サンタの恩返し
「おう、来たか!ん、マイ、どした。なんか顔赤いぞ?」
「ん、まあちょっとな」
「ううぅ、、」
「まあ、座れよ。それじゃあ早速、俺の料理に、酔いしれな!」
ドヤ顔のラストの一言で晩餐が始まる。
結果から言うとラストの料理は絶品だった。
ラストにより調理された肉はなんの肉かわからなかったが今まで食べた中では一番おいしいと断言できるほどだし、味だけでなく皿の盛りつけ方も三ツ星レストランで出されても疑わないほどの見た目だった。
自分で遠回しに街一番と自負できるのも納得できる。
まあ強いて言うなら、米が欲しかったが。
僕の止まらないフォークを見て、ラストは誇らしげに頷いていた。
――――――
食後。
食器を片付けるラストと、僕の隣で機嫌よく鼻歌を歌うマイ。
いつの間に機嫌が良くなったのかわからないが、さっきのことを怒っていないならそれでいい。
「なあ、二人とも」
「なんだ?」
「なんですか?」
前から考えていたことを話そうと二人に切り出す。
「しばらく店を休みにできないか?」
「まあ看板立てとけば休めるけど、どうしたんだ?」
「ちょっとな。旅行に行きたい」
「ん?」
「旅行、ですか?急ですね、、なんでまた、、」
「今まで色々と世話になったからな。ちょっと前から考えてたんだ。そりができたら、どこかに連れていこうって」
僕なりの恩返し。この世界で僕を家族に加え、慕ってくれる二人への休暇も兼ねた旅行という名のプレゼントだ。
見ると二人は嬉しそうな目をする。
「サンタ、、、そいつはまた、、、粋な計らいじゃねえか!俺は嬉しいぜ!」
「そんなこと考えてくれてたなんて、、いきましょうっ!是非!」
「それじゃあ、行きたいところを決めておいてくれ、道案内さえしてくれれば、どこにでも行けるからな」
「よっしゃ!今日は眠れねえな!旅行の準備と、計画もしねえと!」
「いや、今日は寝れないって、、明日行くとは言ってないよ?そりができてからじゃないと、、、」
「何言ってるんですか?そんなこと言われたら、明日までに完成させたくなっちゃうじゃないですかっ!明日の準備、しててくださいよ?」
「まじかよ、、」
「思い立ったが吉日ってもんよサンタ!お前も明日に備えて、早く寝るんだぞ!」
そこからいきなり倍速で動き出す二人。ラストは食器をさっさと片付けて自室にこもり、マイは部屋へ戻ったかと思うとすぐ戻ってきてピンク色のチェーンソーを片手に階段をかけ下りる。
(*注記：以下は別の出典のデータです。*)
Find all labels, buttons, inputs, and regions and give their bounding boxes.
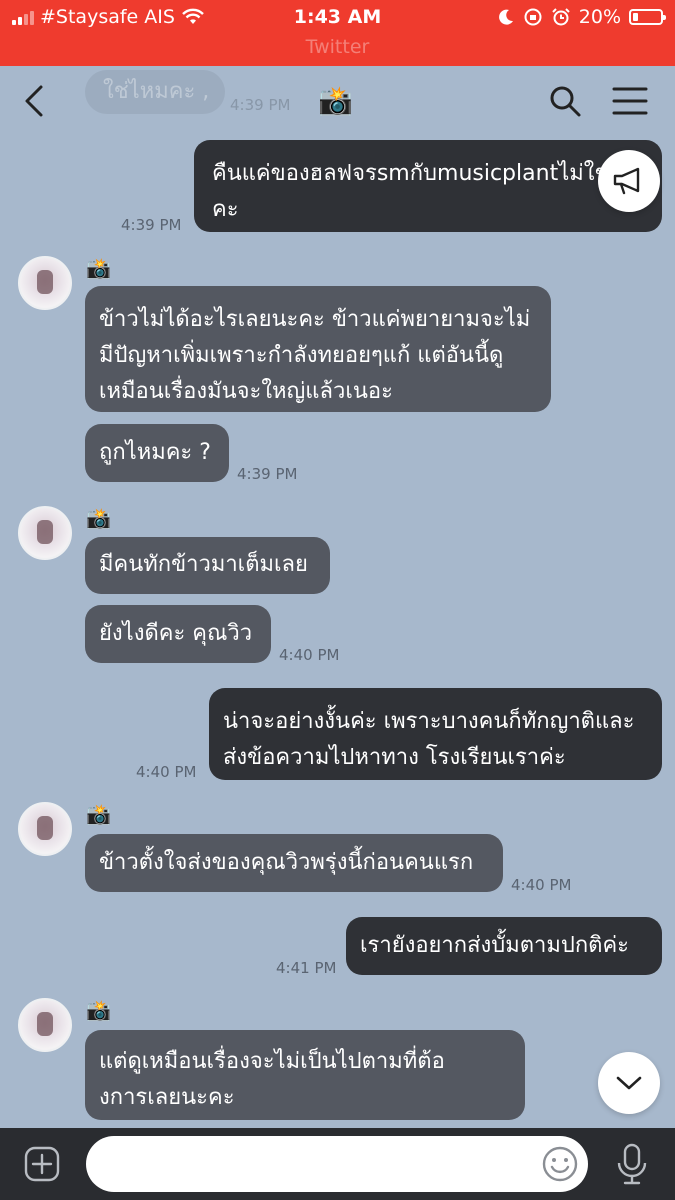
smiley-icon[interactable]	[540, 1144, 580, 1184]
announcement-button[interactable]	[598, 150, 660, 212]
chevron-left-icon[interactable]	[18, 83, 54, 119]
message-line: มีคนทักข้าวมาเต็มเลย	[99, 552, 308, 577]
message-line: แต่ดูเหมือนเรื่องจะไม่เป็นไปตามที่ต้อ	[99, 1049, 445, 1074]
message-line: มีปัญหาเพิ่มเพราะกำลังทยอยๆแก้ แต่อันนี้…	[99, 343, 504, 368]
message-line: คะ	[212, 197, 239, 222]
sender-name: 📸	[86, 998, 111, 1022]
battery-percent: 20%	[578, 6, 621, 28]
message-line: เรายังอยากส่งบั้มตามปกติค่ะ	[360, 933, 629, 958]
scrolled-message: ใช่ไหมคะ ,	[85, 70, 225, 114]
status-right: 20%	[497, 6, 666, 28]
message-time: 4:39 PM	[237, 465, 298, 483]
message-bubble-received[interactable]: ยังไงดีคะ คุณวิว	[85, 605, 271, 663]
message-line: ข้าวไม่ได้อะไรเลยนะคะ ข้าวแค่พยายามจะไม่	[99, 307, 531, 332]
chevron-down-icon	[616, 1076, 642, 1090]
search-icon[interactable]	[548, 84, 582, 118]
message-bubble-received[interactable]: ข้าวไม่ได้อะไรเลยนะคะ ข้าวแค่พยายามจะไม่…	[85, 286, 551, 412]
message-line: คืนแค่ของฮลฟจรsmกับmusicplantไม่ใช่	[212, 161, 610, 186]
message-bubble-sent[interactable]: คืนแค่ของฮลฟจรsmกับmusicplantไม่ใช่ คะ	[194, 140, 662, 232]
message-time: 4:41 PM	[276, 959, 337, 977]
scroll-down-button[interactable]	[598, 1052, 660, 1114]
message-time: 4:40 PM	[279, 646, 340, 664]
sender-name: 📸	[86, 506, 111, 530]
message-bubble-received[interactable]: ข้าวตั้งใจส่งของคุณวิวพรุ่งนี้ก่อนคนแรก	[85, 834, 503, 892]
battery-icon	[629, 9, 666, 25]
avatar[interactable]	[18, 802, 72, 856]
scrolled-message-time: 4:39 PM	[230, 96, 291, 114]
moon-icon	[498, 9, 513, 25]
message-bubble-received[interactable]: แต่ดูเหมือนเรื่องจะไม่เป็นไปตามที่ต้อ งก…	[85, 1030, 525, 1120]
chat-title[interactable]: 📸	[318, 84, 353, 117]
avatar[interactable]	[18, 998, 72, 1052]
message-time: 4:40 PM	[136, 763, 197, 781]
message-bubble-received[interactable]: มีคนทักข้าวมาเต็มเลย	[85, 537, 330, 594]
message-bubble-sent[interactable]: น่าจะอย่างงั้นค่ะ เพราะบางคนก็ทักญาติและ…	[209, 688, 662, 780]
message-input[interactable]	[86, 1136, 588, 1192]
message-line: งการเลยนะคะ	[99, 1085, 235, 1110]
message-line: ส่งข้อความไปหาทาง โรงเรียนเราค่ะ	[223, 745, 566, 770]
status-subtitle: Twitter	[305, 36, 370, 58]
microphone-icon[interactable]	[614, 1142, 650, 1186]
sender-name: 📸	[86, 802, 111, 826]
message-line: ถูกไหมคะ ?	[99, 440, 211, 465]
message-bubble-received[interactable]: ถูกไหมคะ ?	[85, 424, 229, 482]
rotation-lock-icon	[524, 8, 542, 26]
message-time: 4:40 PM	[511, 876, 572, 894]
hamburger-menu-icon[interactable]	[612, 86, 648, 116]
megaphone-icon	[613, 167, 640, 195]
message-line: น่าจะอย่างงั้นค่ะ เพราะบางคนก็ทักญาติและ	[223, 709, 635, 734]
message-line: ข้าวตั้งใจส่งของคุณวิวพรุ่งนี้ก่อนคนแรก	[99, 850, 474, 875]
composer-bar	[0, 1128, 675, 1200]
alarm-icon	[552, 8, 570, 26]
plus-icon[interactable]	[24, 1146, 60, 1182]
message-time: 4:39 PM	[121, 216, 182, 234]
avatar[interactable]	[18, 256, 72, 310]
avatar[interactable]	[18, 506, 72, 560]
message-line: ยังไงดีคะ คุณวิว	[99, 621, 253, 646]
message-bubble-sent[interactable]: เรายังอยากส่งบั้มตามปกติค่ะ	[346, 917, 662, 975]
status-bar: #Staysafe AIS 1:43 AM Twitter 20%	[0, 0, 675, 66]
message-line: เหมือนเรื่องมันจะใหญ่แล้วเนอะ	[99, 379, 393, 404]
sender-name: 📸	[86, 256, 111, 280]
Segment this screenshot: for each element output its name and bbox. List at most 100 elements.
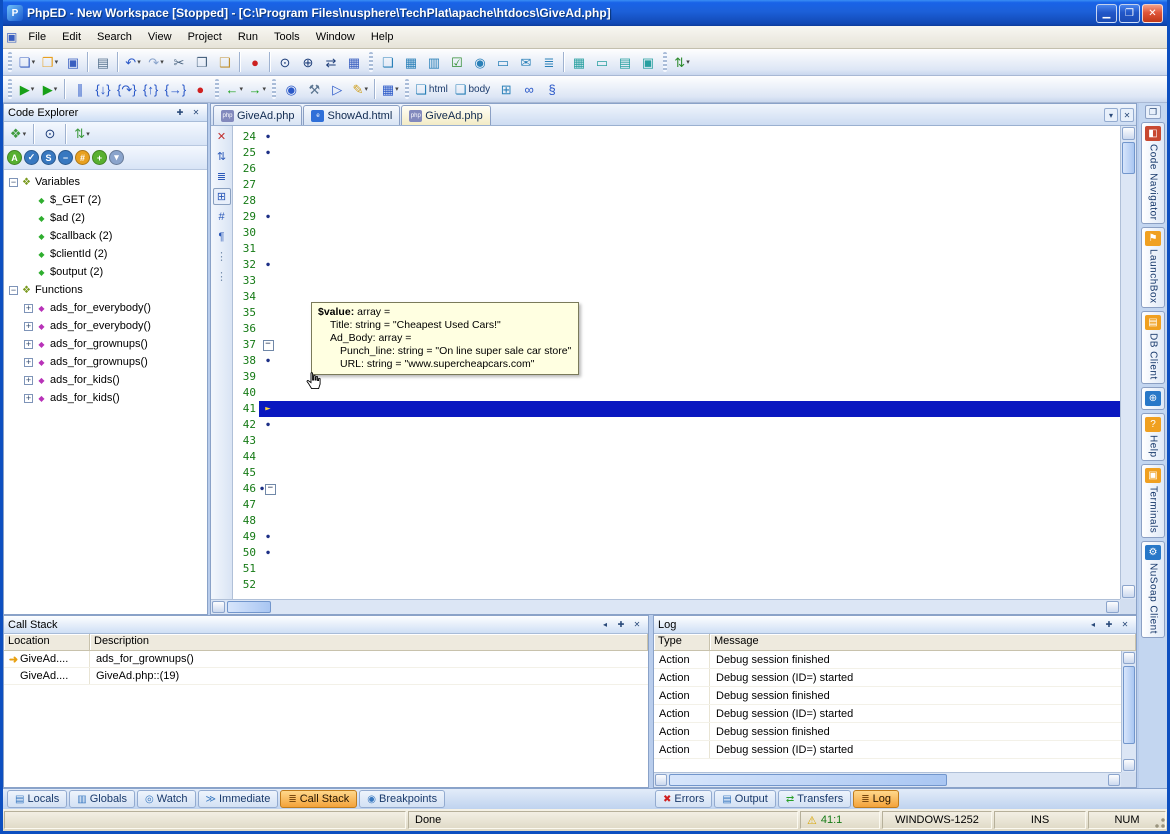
dock-tab-nusoap[interactable]: ⚙ NuSoap Client	[1141, 541, 1165, 638]
toolbar-grip[interactable]	[405, 79, 409, 99]
explorer-view-button[interactable]: ▾	[109, 150, 124, 165]
replace-button[interactable]: ⇄	[320, 51, 342, 73]
tree-item[interactable]: ads_for_everybody()	[4, 317, 207, 335]
scroll-down-button[interactable]	[1123, 759, 1135, 771]
code-line[interactable]: 41 return $value;	[233, 401, 1120, 417]
menu-help[interactable]: Help	[363, 28, 402, 46]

僕だけは一人取り残され、二人の食いつきに呆気に取られていた。
「まあ、いいか。今夜は寝るかな」
疲れもしない体を休めるというよりも、二人のテンションが伝染しないように、明日の旅行が楽しみになって湧き上がる興奮を抑えつけるために、無理矢理ベッドに入り、目をつぶった。